The search results indicate that for many Candida cell surface antigens, there is a permanent host-pathogen interplay in immunocompetent individuals, resulting in detectable antibody levels even in healthy people . For CWH41 specifically, we might expect:

• Baseline Antibody Levels:

  • Healthy individuals likely maintain detectable anti-CWH41 antibodies due to commensal colonization

  • These baseline levels represent the "immunological footprint" of normal fungal exposure

• Acute Infection Response:

  • During acute candidiasis, antibody levels might not immediately differ from baseline

  • This is consistent with the observation that many top serodominant antigens show similar levels between acute candidemia patients and controls

• Convalescent Phase Dynamics:

  • Significant differences might emerge during convalescence as the adaptive immune response develops

  • Based on patterns seen with other antigens, CWH41 antibody levels might increase during weeks 4-12 post-infection

This approach allows researchers to understand how the immune response to CWH41 evolves during infection and might identify patterns useful for diagnostic or prognostic applications.

What are the best experimental approaches to study CWH41 post-translational modifications?

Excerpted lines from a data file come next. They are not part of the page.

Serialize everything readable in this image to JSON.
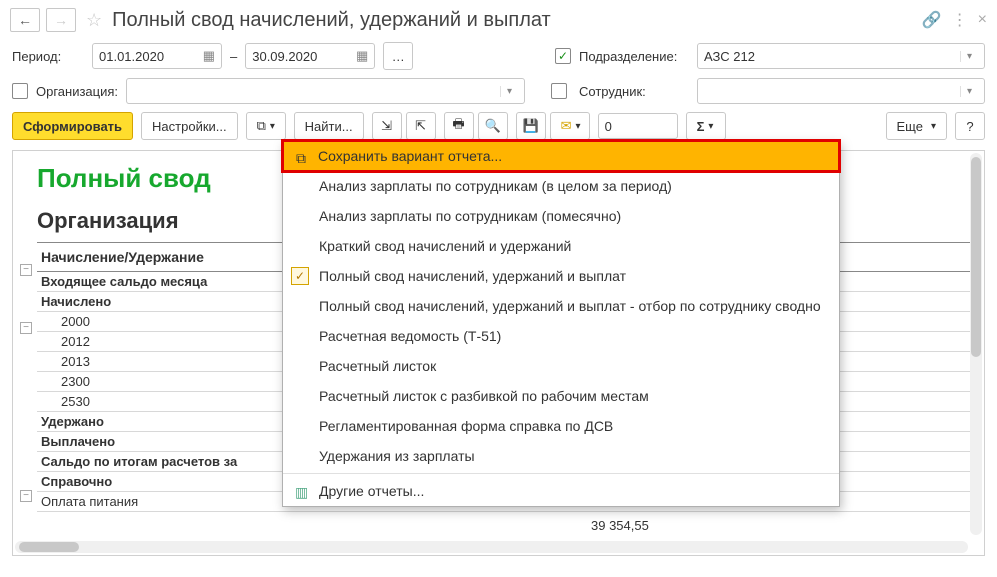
{
  "title": "Полный свод начислений, удержаний и выплат",
  "period": {
    "label": "Период:",
    "from": "01.01.2020",
    "to": "30.09.2020",
    "sep": "–"
  },
  "dept": {
    "label": "Подразделение:",
    "value": "АЗС 212"
  },
  "org": {
    "label": "Организация:",
    "value": ""
  },
  "emp": {
    "label": "Сотрудник:",
    "value": ""
  },
  "toolbar": {
    "form": "Сформировать",
    "settings": "Настройки...",
    "find": "Найти...",
    "more": "Еще",
    "sum_value": "0"
  },
  "report": {
    "title": "Полный свод",
    "subtitle": "Организация",
    "col1": "Начисление/Удержание",
    "rows": [
      {
        "text": "Входящее сальдо месяца",
        "bold": true
      },
      {
        "text": "Начислено",
        "bold": true
      },
      {
        "text": "2000",
        "indent": true
      },
      {
        "text": "2012",
        "indent": true
      },
      {
        "text": "2013",
        "indent": true
      },
      {
        "text": "2300",
        "indent": true
      },
      {
        "text": "2530",
        "indent": true
      },
      {
        "text": "Удержано",
        "bold": true
      },
      {
        "text": "Выплачено",
        "bold": true
      },
      {
        "text": "Сальдо по итогам расчетов за",
        "bold": true
      },
      {
        "text": "Справочно",
        "bold": true
      },
      {
        "text": "Оплата питания"
      }
    ],
    "footer_value": "39 354,55"
  },
  "menu": {
    "save": "Сохранить вариант отчета...",
    "items": [
      "Анализ зарплаты по сотрудникам (в целом за период)",
      "Анализ зарплаты по сотрудникам (помесячно)",
      "Краткий свод начислений и удержаний",
      "Полный свод начислений, удержаний и выплат",
      "Полный свод начислений, удержаний и выплат - отбор по сотруднику сводно",
      "Расчетная ведомость (Т-51)",
      "Расчетный листок",
      "Расчетный листок с разбивкой по рабочим местам",
      "Регламентированная форма справка по ДСВ",
      "Удержания из зарплаты"
    ],
    "checked_index": 3,
    "other": "Другие отчеты..."
  }
}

Studying post-translational modifications (PTMs) of CWH41 requires a comprehensive analytical approach combining biochemical, proteomic, and genetic techniques. Here are the best experimental approaches for characterizing CWH41 PTMs:

Mass Spectrometry-Based Proteomic Analysis:

• Sample Preparation:

  • Express and purify CWH41 with epitope tags (His, FLAG, HA) for immunoprecipitation

  • Extract from native sources using optimized membrane protein protocols

  • Use both reducing and non-reducing conditions to preserve disulfide bonds when relevant

• PTM Enrichment Strategies:

  • For glycosylation: Use lectin affinity chromatography (ConA for mannose-rich glycans)

  • For phosphorylation: Employ TiO₂ or IMAC (immobilized metal affinity chromatography)

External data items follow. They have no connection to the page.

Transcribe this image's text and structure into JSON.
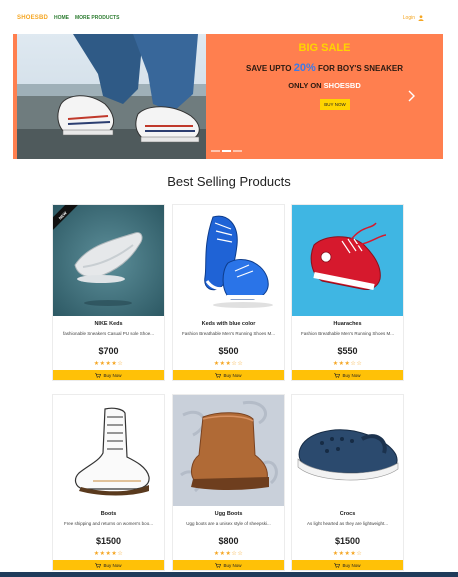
{
  "nav": {
    "brand": "SHOESBD",
    "links": [
      "HOME",
      "MORE PRODUCTS"
    ],
    "login": "Login"
  },
  "hero": {
    "title": "BIG SALE",
    "line1_prefix": "SAVE UPTO ",
    "line1_percent": "20%",
    "line1_suffix": " FOR BOY'S SNEAKER",
    "line2_prefix": "ONLY ON ",
    "line2_brand": "SHOESBD",
    "button": "BUY NOW",
    "next_icon": "chevron-right-icon",
    "slides": 3,
    "active_slide": 1
  },
  "section": {
    "title": "Best Selling Products"
  },
  "products": [
    {
      "name": "NIKE Keds",
      "desc": "fashionable Sneakers Casual PU sole Shoe...",
      "price": "$700",
      "rating": 4.5,
      "stars": "★★★★☆",
      "badge": "NEW",
      "button": "Buy Now"
    },
    {
      "name": "Keds with blue color",
      "desc": "Fashion Breathable Men's Running Shoes M...",
      "price": "$500",
      "rating": 3,
      "stars": "★★★☆☆",
      "button": "Buy Now"
    },
    {
      "name": "Huaraches",
      "desc": "Fashion Breathable Men's Running Shoes M...",
      "price": "$550",
      "rating": 3.5,
      "stars": "★★★☆☆",
      "button": "Buy Now"
    },
    {
      "name": "Boots",
      "desc": "Free shipping and returns on women's boo...",
      "price": "$1500",
      "rating": 4,
      "stars": "★★★★☆",
      "button": "Buy Now"
    },
    {
      "name": "Ugg Boots",
      "desc": "Ugg boots are a unisex style of sheepski...",
      "price": "$800",
      "rating": 3,
      "stars": "★★★☆☆",
      "button": "Buy Now"
    },
    {
      "name": "Crocs",
      "desc": "As light hearted as they are lightweight...",
      "price": "$1500",
      "rating": 4.5,
      "stars": "★★★★☆",
      "button": "Buy Now"
    }
  ],
  "colors": {
    "brand": "#f5a623",
    "nav_link": "#2e7d32",
    "promo_bg": "#ff7f4f",
    "promo_title": "#ffd400",
    "buy_button": "#ffc107"
  }
}
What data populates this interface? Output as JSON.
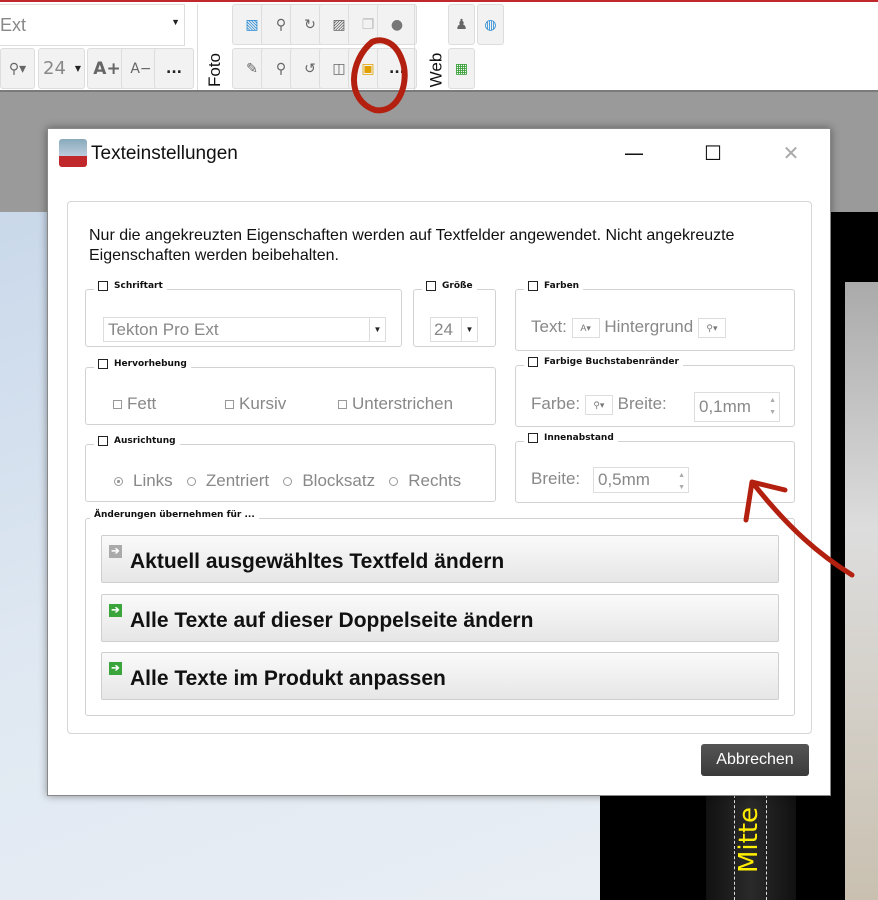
{
  "toolbar": {
    "font_combo_value": "Ext",
    "font_size": "24",
    "grow_font": "A+",
    "shrink_font": "A−",
    "more": "...",
    "foto_label": "Foto",
    "web_label": "Web"
  },
  "dialog": {
    "title": "Texteinstellungen",
    "minimize": "—",
    "maximize": "☐",
    "close": "✕",
    "intro": "Nur die angekreuzten Eigenschaften werden auf Textfelder angewendet. Nicht angekreuzte Eigenschaften werden beibehalten.",
    "schriftart": {
      "label": "Schriftart",
      "value": "Tekton Pro Ext"
    },
    "groesse": {
      "label": "Größe",
      "value": "24"
    },
    "farben": {
      "label": "Farben",
      "text_label": "Text:",
      "bg_label": "Hintergrund"
    },
    "hervorhebung": {
      "label": "Hervorhebung",
      "options": [
        "Fett",
        "Kursiv",
        "Unterstrichen"
      ]
    },
    "buchstabenraender": {
      "label": "Farbige Buchstabenränder",
      "farbe_label": "Farbe:",
      "breite_label": "Breite:",
      "breite_value": "0,1mm"
    },
    "ausrichtung": {
      "label": "Ausrichtung",
      "options": [
        "Links",
        "Zentriert",
        "Blocksatz",
        "Rechts"
      ],
      "selected": "Links"
    },
    "innenabstand": {
      "label": "Innenabstand",
      "breite_label": "Breite:",
      "breite_value": "0,5mm"
    },
    "apply": {
      "label": "Änderungen übernehmen für ...",
      "buttons": [
        "Aktuell ausgewähltes Textfeld ändern",
        "Alle Texte auf dieser Doppelseite ändern",
        "Alle Texte im Produkt anpassen"
      ]
    },
    "cancel": "Abbrechen"
  },
  "canvas": {
    "spine_text": "Mitte"
  },
  "colors": {
    "accent_red": "#c0282c",
    "annotation": "#b3200f",
    "highlight": "#ffee00"
  }
}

  • For ubiquitination: Use anti-ubiquitin antibodies or TUBE (tandem ubiquitin binding entities)

• MS Analysis Pipeline:

  • Perform bottom-up proteomics with different proteases (trypsin, chymotrypsin) to maximize coverage

  • Use electron transfer dissociation (ETD) for intact glycopeptide analysis

  • Implement parallel reaction monitoring (PRM) for targeted quantification of modified peptides

Site-Directed Mutagenesis:

• Identification of Potential Modification Sites:

  • Predict N-glycosylation sites using bioinformatics tools (NetNGlyc, GlycoEP)

  • Identify conserved motifs for other PTMs (phosphorylation, ubiquitination)

• Mutational Analysis:

  • Generate site-directed mutants of predicted modification sites

  • Create alanine substitutions for Ser/Thr phosphorylation sites

  • Replace Asn with Gln in N-glycosylation motifs (N-X-S/T)

  • Assess functional consequences through complementation assays in cwh41Δ strains

Glycobiology-Specific Approaches:

Since CWH41 is known to be an N-glycoprotein located in the ER membrane , special attention should be given to characterizing its glycosylation:

• Glycosidase Digestions:

  • Treat purified CWH41 with endoglycosidase H (sensitive to high-mannose ER-type glycans)

  • Compare with PNGase F treatment (removes all N-linked glycans)

  • Analyze mobility shifts by SDS-PAGE

• Metabolic Labeling:

  • Use radioactive mannose labeling to monitor glycan addition and processing

  • Apply pulse-chase experiments to track glycoprotein maturation

By combining these complementary approaches, researchers can obtain a comprehensive picture of CWH41 post-translational modifications and understand how they influence protein function, stability, localization, and interactions with other cellular components.